As his father’s fate proved (or did not), to see death’s arrival is hardly to forestall it; for death’s minions are myriad; and just because we spy an army of Turks approaching over the plains does not guarantee a victory, as again is shown by the doom of Prince Lazar. Besides, death may come when we are sleeping.

Jovo of course had foreseen nothing, lacking the pouch while his father lived. There had been no dream of bloody banners.

Since he did of course believe in heaven, Christ and angels, one might wonder whether his mistake (if he made any) consisted in refraining from turning to those beneficent helpers. His eventual point of view, a matter of convenience as well as comfort to him, was that the dark-glass thing might be an angel, howbeit of an ominous cast; in any event, it was this gift which God had set before him to make the occupation of his life, and he must face it first, just as a fisherman must get his nets in trim before he rows out anywhere. Perhaps he should have laid the matter in the Church’s lap. But he declined to offer himself up any longer to other men’s misunderstanding; moreover, he cherished what his father had bequeathed to him, not only because it brought him riches and power, but also quite simply because it came from his father.

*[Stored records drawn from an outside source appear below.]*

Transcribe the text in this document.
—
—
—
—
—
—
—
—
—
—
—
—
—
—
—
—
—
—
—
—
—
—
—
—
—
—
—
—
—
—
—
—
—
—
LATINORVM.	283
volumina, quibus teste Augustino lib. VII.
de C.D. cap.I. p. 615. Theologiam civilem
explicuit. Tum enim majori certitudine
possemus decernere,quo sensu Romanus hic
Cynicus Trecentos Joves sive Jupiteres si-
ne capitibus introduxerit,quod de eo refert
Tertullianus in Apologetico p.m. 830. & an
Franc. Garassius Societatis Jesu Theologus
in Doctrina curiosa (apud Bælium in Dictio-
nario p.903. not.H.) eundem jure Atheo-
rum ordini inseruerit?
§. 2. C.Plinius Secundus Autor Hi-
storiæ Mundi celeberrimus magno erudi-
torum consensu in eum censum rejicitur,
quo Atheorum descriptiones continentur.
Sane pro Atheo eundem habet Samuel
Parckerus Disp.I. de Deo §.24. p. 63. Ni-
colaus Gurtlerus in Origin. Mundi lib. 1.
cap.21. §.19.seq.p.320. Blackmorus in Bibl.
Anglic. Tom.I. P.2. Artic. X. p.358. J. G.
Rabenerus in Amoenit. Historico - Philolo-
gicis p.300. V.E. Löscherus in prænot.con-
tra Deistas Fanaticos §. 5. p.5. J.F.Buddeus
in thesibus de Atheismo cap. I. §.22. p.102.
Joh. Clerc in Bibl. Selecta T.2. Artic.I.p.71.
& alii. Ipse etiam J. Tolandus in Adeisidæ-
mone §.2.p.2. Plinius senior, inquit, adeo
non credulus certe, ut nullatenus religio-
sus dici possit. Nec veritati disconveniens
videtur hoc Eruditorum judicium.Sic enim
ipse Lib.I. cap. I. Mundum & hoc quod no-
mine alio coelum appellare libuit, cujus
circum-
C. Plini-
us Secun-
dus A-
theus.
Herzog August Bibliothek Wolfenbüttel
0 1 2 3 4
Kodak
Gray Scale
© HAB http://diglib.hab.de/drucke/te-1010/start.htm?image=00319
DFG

Toward him the father had been strangely lenient, permitting him to read and study every now and then with the priest, so long as neither goats nor sheep got lost. Whenever he took his mother’s honey into town, he returned with coins. In those days he sensed that something would be expected of him, but how can a child know himself? Had he expressed a more martial character, his father might have been prouder; certainly his brothers and uncles would have made more of him; to please them he killed his first Turk, an old woodcutter, before he was ten, and showed both quickness and courage on mountain raids, but his heart lay in his numbers and letters, so that in time his father gazed across the fire at him with a sad bewildered pride. As for the son, to his father he had been lovingly loyal always, even through his dread.

Now that he was the family head, they feasted him from silver cups and drank his health, all the time watching him, to see what he would do. His mother, who had patiently hated the race ever since the Turks whipped her brother to death on the market square in Mostar, laid out the corpse in silence, folding its arms across its shattered breast. They toasted Saint Lazar, recourse of the persecuted and defeated.

The priest arrived. They prayed to Saint Sava. Fumigating the coffin with sulphur, tow-wisps and good black powder, they lowered the dead father into it. Afterward they threw in coins. Jovo and Maksim nailed down the lid. The sisters were screaming. The brothers passed the coffin out the window and laid it in the horse-cart. Jovo led the family to the open grave. And finally, as I have said, they toasted the better hour. Drinking grimly, the uncles waited for something else to be uttered, and presently Maksim said it: Brandy is good in its way, but I’d rather drink Turkish blood!